Finding him so well recovered, I left him in the hands of his assistant and of my son, after an absence of many weeks.

Towards the end of the year—it was 1872—Rossetti, with my son, left Scotland and proceeded to Kelmscott Manorhouse, which he tenanted with his friend Mr. Morris. I visited him there, and found him in good health and spirits, after a journey spent, as I heard, with great joviality, the travellers taking a third-class carriage to themselves. He was already settled down to his art in a pleasant studio, loving to talk while he painted; at other times deep in the works of Dumas. In the afternoon he took vigorous walks in the meadows which one after another stretch out in front of the mansion.

The next day we went over the house and grounds. It is an old place, with its seven or rather twelve gables—such a sample of antiquity as you don’t meet with often. The windows are square casements with stone mullions, and the walls very thick. The garden has its yew-tree hedges, cut into fantastic shapes. The river is flooded like a lake, so that old Thames don’t know itself again. It is a most primitive village that surrounds the place—a few scattered free-stone habitations, some ivy-covered. There are no neighbours to interfere with the liberty of the subject.

George was a good boatman, and he often rowed me up the river, which half-way was spanned by an elegant arched bridge, and bounded further on by a weir. The scenery was very satisfying: on the left bank one overlooked a gay meadow, the cattle crowding to the bank to stare us out of sight; on the other side were lofty trees, while in midstream we had often to cut our way through islands of weed. The memory of this and of a later visit to the place was embodied in a poem, which I called “Reminiscence,” in which the scenery lives.
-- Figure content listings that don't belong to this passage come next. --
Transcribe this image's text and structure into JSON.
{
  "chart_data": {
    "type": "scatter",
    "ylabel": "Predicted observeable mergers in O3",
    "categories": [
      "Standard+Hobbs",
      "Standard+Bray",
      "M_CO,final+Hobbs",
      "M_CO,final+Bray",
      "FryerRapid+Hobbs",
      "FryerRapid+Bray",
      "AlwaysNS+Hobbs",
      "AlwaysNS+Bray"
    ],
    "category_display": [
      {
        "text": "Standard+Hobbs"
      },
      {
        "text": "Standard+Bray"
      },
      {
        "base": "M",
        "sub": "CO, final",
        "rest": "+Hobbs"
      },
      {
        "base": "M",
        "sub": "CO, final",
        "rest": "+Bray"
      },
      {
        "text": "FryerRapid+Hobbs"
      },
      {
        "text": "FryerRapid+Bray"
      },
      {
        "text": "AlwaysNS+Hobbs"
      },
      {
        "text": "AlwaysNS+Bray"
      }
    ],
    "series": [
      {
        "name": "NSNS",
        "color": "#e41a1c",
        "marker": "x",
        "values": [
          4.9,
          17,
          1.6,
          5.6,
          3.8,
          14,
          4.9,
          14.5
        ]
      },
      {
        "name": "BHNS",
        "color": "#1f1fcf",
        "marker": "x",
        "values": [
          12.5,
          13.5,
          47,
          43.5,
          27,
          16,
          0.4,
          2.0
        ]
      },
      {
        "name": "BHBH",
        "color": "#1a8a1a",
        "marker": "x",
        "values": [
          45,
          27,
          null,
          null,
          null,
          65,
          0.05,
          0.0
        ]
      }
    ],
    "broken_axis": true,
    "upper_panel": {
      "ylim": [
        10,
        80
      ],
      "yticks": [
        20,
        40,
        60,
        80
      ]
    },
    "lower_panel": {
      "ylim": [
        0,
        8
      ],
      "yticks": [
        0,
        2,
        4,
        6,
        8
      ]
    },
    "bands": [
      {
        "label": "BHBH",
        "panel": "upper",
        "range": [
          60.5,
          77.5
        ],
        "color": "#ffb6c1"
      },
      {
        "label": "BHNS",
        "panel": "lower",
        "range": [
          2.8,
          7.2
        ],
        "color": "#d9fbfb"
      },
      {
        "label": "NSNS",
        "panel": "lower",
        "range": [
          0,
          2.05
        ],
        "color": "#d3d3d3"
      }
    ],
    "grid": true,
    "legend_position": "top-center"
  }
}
I found opportunities of talking with Rossetti about Mr. Theodore Watts, whose acquaintance I wished him to make more fully, for I had already introduced them to each other. While leading a country life Watts had not only acquired a knowledge of books, but had written poetry, and had thought out many literary problems for himself.

The Manorhouse was adequately furnished, but some exquisite chalk drawings, one especially, of female heads, gave it a charm. I thought that no one ever could paint a woman’s eyes like Rossetti. There was a softness, a delicacy, a life, a soul in them, never seen elsewhere but in living beings, and that how rarely!

Rossetti was unwilling to separate himself from George, and I consented to his retaining him as his secretary, for such a one was very necessary to him at that time.

I saw Mr. Morris at Kelmscott, and afterwards in society; he was inscrutable then, and has since been inscrutability in his career. W. B. Scott was also there, and when I left it was with him. Like his countrymen, he practised an exemplary carefulness in money matters, a habit which makes every Scotchman well off. In the train he counted his money with the dry remark, “One does not save anything by making a visit to a friend!”

A letter from my son George, dated December 19, 1875, written at Aldwich Lodge, Bognor, begins by a rejoicing to hear that I had accepted Rossetti’s invitation to spend Christmas with him at the seaside.